At first I didn’t get new measuring cups because I didn’t want to buy new ones. I eyed everything. Then I realized you really can’t write proper recipes without them. So I had to go buy new measuring cups I didn’t want to purchase.
Remember grating cheese or vegetables? This is a pretty standard task, right? But what happens when you don’t have a grater? You have to make a tactical decision on whether it’s important enough to buy a new grater. Countless, countless decisions need to be made on how important things and tools are to you.
So you’re probably like, well, whatever man, just go buy all this stuff. It’ll be fun, right? But, …
2) Waste
I already have a grater, and spices, and bowls, and whatever back home. So I’m going to buy new items to satisfy my kitchen needs out here, for what, one year and some change? I had to buy a new colander because you essentially can’t cook without one.
But I’ve got like five or six different sized colander’s back home. So this was an unnecessary purchase. I felt really bad buying it even though I knew I absolutely needed it. So what do I do with it after I’m done here? Ship it home? I need a seventh colander less than a mercenary elf assassin.
So I guess I’ll ship the new one home, and donate one of my older colanders to charity? I guess?
It’s not that big a deal for these minor tools I suppose. A colander or a peeler or a wooden spoon are small, relatively cheap, and just not that big of an impact to anything. But, …
3) Gear
For the first few years of my cooking journey I didn’t really employ gear. You need good knives, good pans, a large steel mixing bowl, etc. For a long while I never used things like a food processor, blender, spice grinder, any of that. But once I did, and learned how to use them well. They became essential tools.

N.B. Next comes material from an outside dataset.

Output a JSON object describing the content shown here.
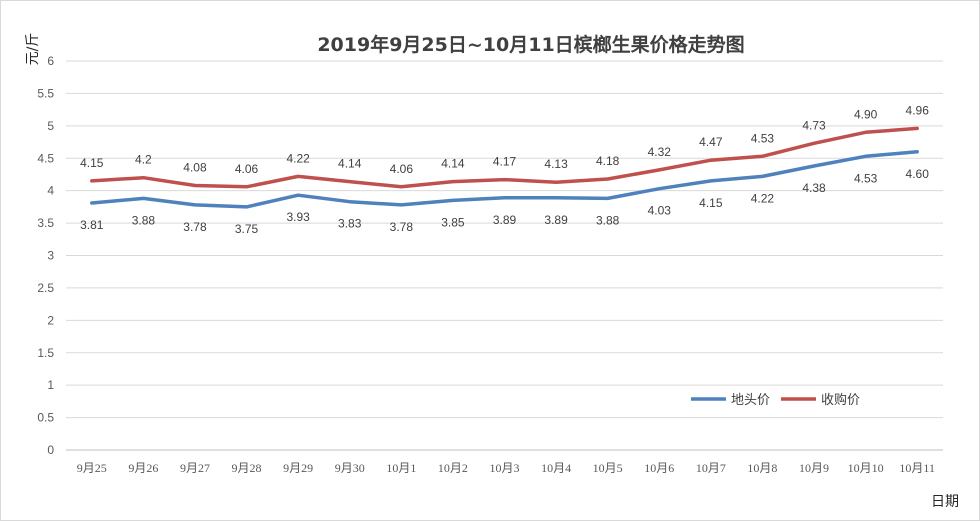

This is even truer for me because I like to cook and experiment with various cuisines from around the globe. Now without this gear I feel my powers are reduced. There’s less magic to be made. Buying a new colander I don’t need is minor waste. Buying a new food processor that costs north of three figures? I haven’t done that. I won’t do that.
And so in the meantime: I’m in a dark cave, behind me are a bunch of kidnapped urchin children I’m rescuing. The cursed bear is up on his hind legs, roaring, foaming with delight, urchins are screaming in terror. “I’ll deal with him,” I firmly state. I reach for my sorcerer wand, and nothing is there. Then the urchins are running and screaming as the bear rips me in half. But, …
4) The Past
I don’t know how my Grandparents did it. It’s weird to think about. The number one thing I typically wonder is how they cooked all that delicious food with so little counter space. The answer is I think they did a ton of prep actually at the kitchen table. In those days the table was actually right in the kitchen.
My Grandmother had a double stack oven, the kind where you have two whole elements you could set to different temperatures. So that capability was awesome, and actually in excess of what most kitchens have today. But they didn’t have fancy tools like food processors or spice grinders. They probably didn’t let a of lack spice jars bother them as much as it does me.
So it’s tough to know how much of my current kitchen is real legitimate frustration on my part, and how much of it is I’m an amateur cook who’s a spoiled brat. I’m still cooking and cooking well out here, it’s just a slog at times with these various limitations. It sucks when you plan a meal, you’re in the zone, and you reach for (x) and you’ve entirely forgotten you don’t have it.
So you flex, and get it done, and the food tastes great. But it was much harder to do, and so there’s a commensurate lapse in enjoyment.
Not sure how I feel about all this. But that’s about it. I miss my dogs. I really miss my family and friends. I’ll get the kitchen back too, and that’ll be nice.
In the meantime, it’s been a good long while since I put a recipe up here. More on that, and soon. After all, work made me.